State Assembly Lawmakers Hold Statewide Call to Action, Urging Governor Hochul to Sign “Direct Pay” (A.250-A/S.1466) Bill for Ambulance and Emergency Medical Service Providers

Legislation would streamline the process for reimbursing ambulance service providers, remove unnecessary burdens from patients

Albany, NY – A coalition of Assembly lawmakers from across the state are holding a call to action, urging Governor Kathy Hochul to sign the “direct pay” legislation (A.250-A/S.1466) into law. The bill, which passed both the Senate and Assembly unanimously this past legislative session, will change the pay model for ambulance/EMS service providers so that they are reliably paid directly by health insurers. It will ensure ambulance/EMS service providers receive the critical resources needed to continue doing their jobs safely and effectively for patients across New York State.

Assemblyman Bill Magnarelli as prime sponsor of the bill since 2015 helped to organize these events with his colleagues and ambulance/EMS providers to bring attention to this critical issue.He is joined in Syracuse by Assemblyman Al Stirpe.

Joining Assemblyman Magnarelli in this call to action will be his colleagues hosting events in Binghamton (Assemblymember Donna Lupardo), Rochester (Assemblymembers Sarah Clark, Jen Lunsford, Harry Bronson, Demond Meeks), Utica (Assemblymember Marianne Buttenschon), and Albany (Assemblymembers John McDonald, Patricia Fahy).

“No longer will ambulance providers have to wonder if they will be paid for the services they are mandated to provide, nor will New Yorkers be held accountable for paying for out-of-network emergency medical services. This legislation will strengthen the Ambulance/EMS system and provide relief to patients during some of the most stressful situations. I am proud that my colleagues and I were able to end the legislative session with this measure approved. Now we strongly urge Governor Kathy Hochul to sign it into law,” said Assemblyman Bill Magnarelli (129th Assembly District – Syracuse, Towns of Geddes and Van Buren).

“Emergency ambulance medical service is critical pre-hospital care that is essential in our communities and should be rightfully compensated. We all saw the grueling and lifesaving service EMS provided during the pandemic, but they too were suffering. Their industry experienced extreme workforce shortages and discrepancies in reimbursement to ambulance service providers. Fair and direct reimbursement for these services is what these first responders are calling for and it is due time we have their backs and respond to their call for help. Thank you to Assemblymember Magnarelli and state Senator Breslin for spearheading this critical legislation; I’ve supported its passage in the Assembly and we need to ensure it is signed into law,” said Assemblyman Al Stirpe (127th Assembly District – Towns of Clay, Cicero, Manlius and Cazenovia)

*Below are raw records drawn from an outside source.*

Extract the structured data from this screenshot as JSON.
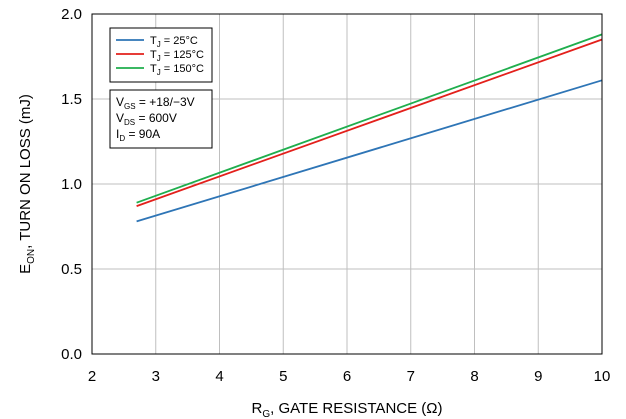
{
  "chart_data": {
    "type": "line",
    "x_range": [
      2,
      10
    ],
    "y_range": [
      0.0,
      2.0
    ],
    "x_ticks": [
      "2",
      "3",
      "4",
      "5",
      "6",
      "7",
      "8",
      "9",
      "10"
    ],
    "y_ticks": [
      "0.0",
      "0.5",
      "1.0",
      "1.5",
      "2.0"
    ],
    "grid": true,
    "xlabel": {
      "main": "R",
      "sub": "G",
      "rest": ", GATE RESISTANCE  (Ω)"
    },
    "ylabel": {
      "main": "E",
      "sub": "ON",
      "rest": ",  TURN ON LOSS  (mJ)"
    },
    "legend_position": "top-left",
    "series": [
      {
        "label_main": "T",
        "label_sub": "J",
        "label_rest": " = 25°C",
        "color": "#2e75b6",
        "x": [
          2.7,
          10
        ],
        "y": [
          0.78,
          1.61
        ]
      },
      {
        "label_main": "T",
        "label_sub": "J",
        "label_rest": " = 125°C",
        "color": "#e3201b",
        "x": [
          2.7,
          10
        ],
        "y": [
          0.87,
          1.85
        ]
      },
      {
        "label_main": "T",
        "label_sub": "J",
        "label_rest": " = 150°C",
        "color": "#1fae4d",
        "x": [
          2.7,
          10
        ],
        "y": [
          0.89,
          1.88
        ]
      }
    ],
    "conditions": [
      {
        "main": "V",
        "sub": "GS",
        "rest": " = +18/−3V"
      },
      {
        "main": "V",
        "sub": "DS",
        "rest": " = 600V"
      },
      {
        "main": "I",
        "sub": "D",
        "rest": " = 90A"
      }
    ]
  }
}
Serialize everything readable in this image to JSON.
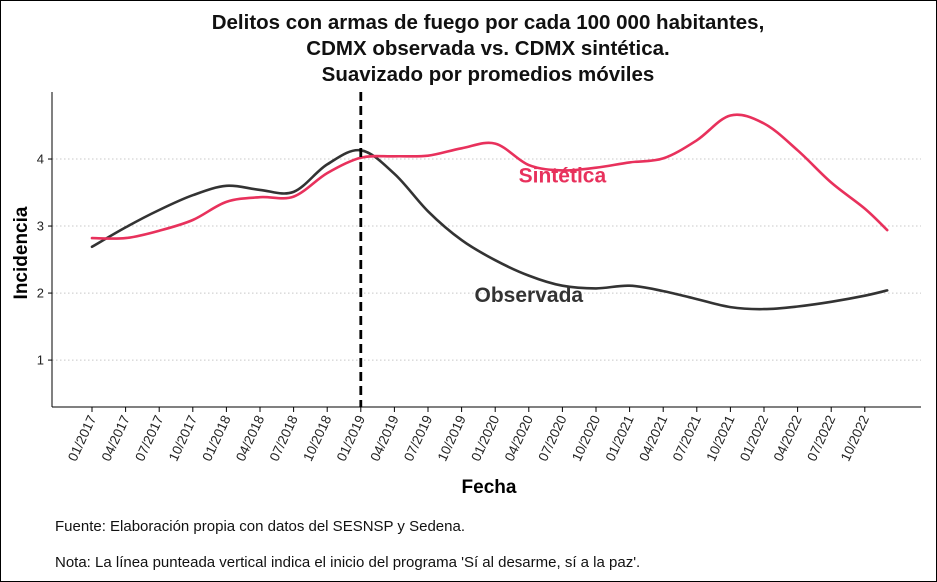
{
  "chart_data": {
    "type": "line",
    "title": [
      "Delitos con armas de fuego por cada 100 000 habitantes,",
      "CDMX observada vs. CDMX sintética.",
      "Suavizado por promedios móviles"
    ],
    "xlabel": "Fecha",
    "ylabel": "Incidencia",
    "ylim": [
      0.3,
      5.0
    ],
    "yticks": [
      1,
      2,
      3,
      4
    ],
    "grid": "horizontal-dotted",
    "x_tick_labels": [
      "01/2017",
      "04/2017",
      "07/2017",
      "10/2017",
      "01/2018",
      "04/2018",
      "07/2018",
      "10/2018",
      "01/2019",
      "04/2019",
      "07/2019",
      "10/2019",
      "01/2020",
      "04/2020",
      "07/2020",
      "10/2020",
      "01/2021",
      "04/2021",
      "07/2021",
      "10/2021",
      "01/2022",
      "04/2022",
      "07/2022",
      "10/2022"
    ],
    "vline": {
      "x": "01/2019",
      "style": "dashed"
    },
    "series": [
      {
        "name": "Observada",
        "color": "#333333",
        "label_at": [
          "04/2020",
          1.87
        ],
        "points": [
          [
            "01/2017",
            2.69
          ],
          [
            "04/2017",
            2.98
          ],
          [
            "07/2017",
            3.24
          ],
          [
            "10/2017",
            3.46
          ],
          [
            "01/2018",
            3.6
          ],
          [
            "04/2018",
            3.54
          ],
          [
            "07/2018",
            3.51
          ],
          [
            "10/2018",
            3.92
          ],
          [
            "01/2019",
            4.13
          ],
          [
            "04/2019",
            3.78
          ],
          [
            "07/2019",
            3.22
          ],
          [
            "10/2019",
            2.79
          ],
          [
            "01/2020",
            2.49
          ],
          [
            "04/2020",
            2.26
          ],
          [
            "07/2020",
            2.11
          ],
          [
            "10/2020",
            2.07
          ],
          [
            "01/2021",
            2.11
          ],
          [
            "04/2021",
            2.03
          ],
          [
            "07/2021",
            1.91
          ],
          [
            "10/2021",
            1.79
          ],
          [
            "01/2022",
            1.76
          ],
          [
            "04/2022",
            1.8
          ],
          [
            "07/2022",
            1.87
          ],
          [
            "10/2022",
            1.96
          ],
          [
            "12/2022",
            2.04
          ]
        ]
      },
      {
        "name": "Sintética",
        "color": "#E8315C",
        "label_at": [
          "07/2020",
          3.65
        ],
        "points": [
          [
            "01/2017",
            2.82
          ],
          [
            "04/2017",
            2.82
          ],
          [
            "07/2017",
            2.93
          ],
          [
            "10/2017",
            3.09
          ],
          [
            "01/2018",
            3.36
          ],
          [
            "04/2018",
            3.43
          ],
          [
            "07/2018",
            3.44
          ],
          [
            "10/2018",
            3.79
          ],
          [
            "01/2019",
            4.02
          ],
          [
            "04/2019",
            4.04
          ],
          [
            "07/2019",
            4.05
          ],
          [
            "10/2019",
            4.16
          ],
          [
            "01/2020",
            4.23
          ],
          [
            "04/2020",
            3.91
          ],
          [
            "07/2020",
            3.83
          ],
          [
            "10/2020",
            3.87
          ],
          [
            "01/2021",
            3.95
          ],
          [
            "04/2021",
            4.01
          ],
          [
            "07/2021",
            4.28
          ],
          [
            "10/2021",
            4.65
          ],
          [
            "01/2022",
            4.53
          ],
          [
            "04/2022",
            4.13
          ],
          [
            "07/2022",
            3.65
          ],
          [
            "10/2022",
            3.26
          ],
          [
            "12/2022",
            2.94
          ]
        ]
      }
    ]
  },
  "footnotes": {
    "source": "Fuente: Elaboración propia con datos del SESNSP y Sedena.",
    "note": "Nota: La línea punteada vertical indica el inicio del programa 'Sí al desarme, sí a la paz'."
  }
}
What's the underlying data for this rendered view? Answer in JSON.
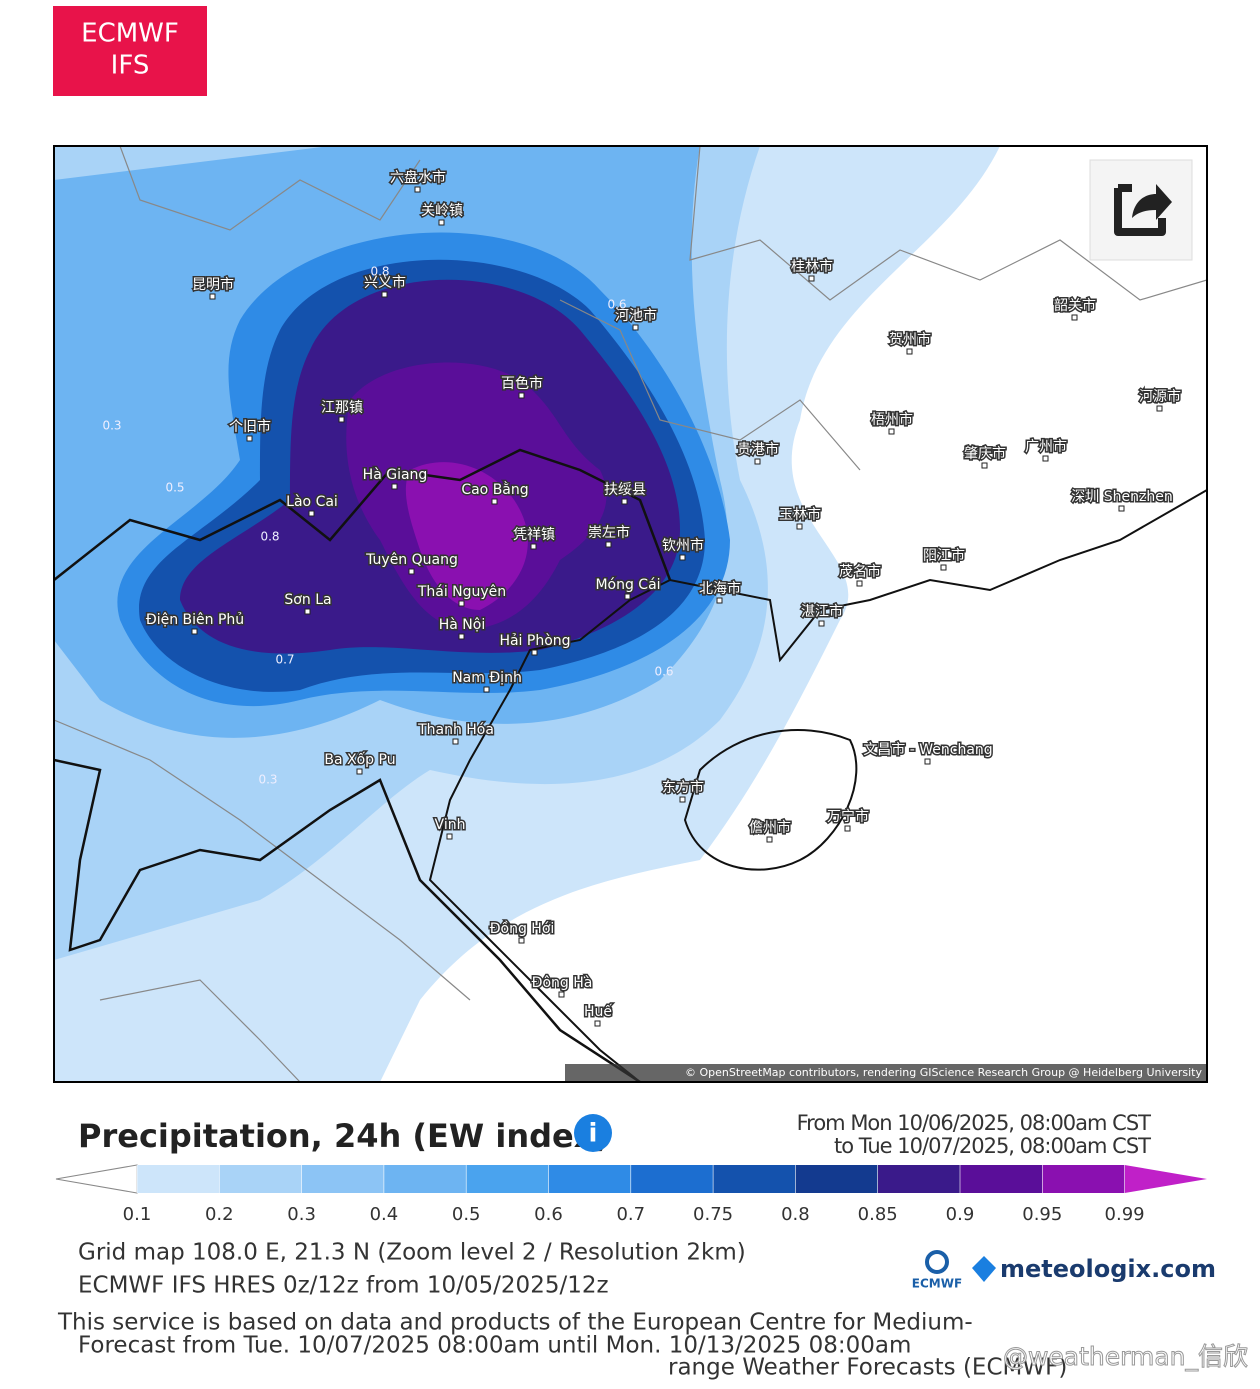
{
  "badge": {
    "line1": "ECMWF",
    "line2": "IFS"
  },
  "map": {
    "labels": [
      "Hà Giang",
      "Cao Bằng",
      "Lào Cai",
      "Tuyên Quang",
      "Thái Nguyên",
      "Sơn La",
      "Điện Biên Phủ",
      "Hà Nội",
      "Hải Phòng",
      "Móng Cái",
      "Nam Định",
      "Thanh Hóa",
      "Vinh",
      "Đồng Hới",
      "Đông Hà",
      "Huế",
      "Ba Xốp Pu",
      "兴义市",
      "百色市",
      "河池市",
      "江那镇",
      "个旧市",
      "贵港市",
      "玉林市",
      "钦州市",
      "北海市",
      "湛江市",
      "茂名市",
      "阳江市",
      "广州市",
      "深圳 Shenzhen",
      "文昌市 - Wenchang",
      "东方市",
      "万宁市",
      "昆明市",
      "扶绥县",
      "崇左市",
      "凭祥镇",
      "关岭镇",
      "六盘水市",
      "桂林市",
      "梧州市",
      "肇庆市",
      "贺州市",
      "河源市",
      "韶关市",
      "儋州市"
    ],
    "contour_labels": [
      0.8,
      0.6,
      0.5,
      0.3,
      0.7,
      0.8,
      0.6,
      0.3
    ],
    "attribution": "© OpenStreetMap contributors, rendering GIScience Research Group @ Heidelberg University"
  },
  "legend": {
    "title": "Precipitation, 24h (EW index)",
    "from": "From Mon 10/06/2025, 08:00am CST",
    "to": "to Tue 10/07/2025, 08:00am CST",
    "ticks": [
      0.1,
      0.2,
      0.3,
      0.4,
      0.5,
      0.6,
      0.7,
      0.75,
      0.8,
      0.85,
      0.9,
      0.95,
      0.99
    ],
    "under_color": "#ffffff",
    "colors": [
      "#cde5fa",
      "#a9d3f7",
      "#8cc4f5",
      "#6db4f2",
      "#4aa3ee",
      "#2f8be6",
      "#1c6ed0",
      "#1452ad",
      "#133a8f",
      "#3a1a8a",
      "#5a0e99",
      "#8a10b0",
      "#c020c8"
    ]
  },
  "footer": {
    "grid": "Grid map 108.0 E, 21.3 N (Zoom level 2 / Resolution 2km)",
    "model": "ECMWF IFS HRES 0z/12z from 10/05/2025/12z",
    "service1": "This service is based on data and products of the European Centre for Medium-",
    "forecast": "Forecast from Tue. 10/07/2025 08:00am until Mon. 10/13/2025 08:00am",
    "service2": "range Weather Forecasts (ECMWF)",
    "logo_small": "ECMWF",
    "logo": "meteologix.com"
  },
  "watermark": "@weatherman_信欣"
}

“On behalf of the United New York Ambulance Network (UNYAN) and our over 40 members who provide vital ambulance services for the entire state, I ask Governor Kathy Hochul to sign this crucial legislation so that it becomes law. It will provide for a more efficient system in delivering the reimbursement to the providers who are entitled to it, strengthening the EMS system and ensuring better healthcare for all New Yorkers,” said Jeffrey Call, Chairperson of the United New York Ambulance Network.

“With numerous EMS agencies statewide facing financial challenges, the passage of Bill A.250-A would strengthen the sustainability of our vital services,” said Chris Cullen, Director of Operations of Greater Baldwinsville Ambulance Corps.

“The WAVES Board and staff strongly urge the Governor to sign S1446A/A250 direct pay legislation into law. It is crucial for the survival of EMS services, especially for the smaller organizations. Public Health emergencies, like Covid exemplified EMS as an essential service, the demand for ambulance service still remains high since the pandemic, these revenues are needed to continue providing essential services to our communities, “ said Eric Kehoe, AEMT-P, Executive Director, Western Area Volunteer Emergency services, Camillus and Minoa EMS 

“EMS providers maintain a high state of readiness so they can respond at a moment’s notice and render life-saving care to patients in their time of greatest need. The vast majority of EMS agencies across New York State do this without tax burden to the communities they serve. This legislation will aid in the long-term sustainability of New York's EMS systems by ensuring providers are paid directly by insurers. The legislation will also remove the economic burden on our patients and make emergency medical services more accessible,” said Mike Addario, Vice President of Operations for AMR’s New York State market.

Ambulance service providers are on the front lines, playing a vital role in public health and safety services across New York State. It is time health insurance companies pay providers what they are owed without burdening patients. The intent behind this legislation is simple – make accessing critical healthcare services easier for patients and essential workers.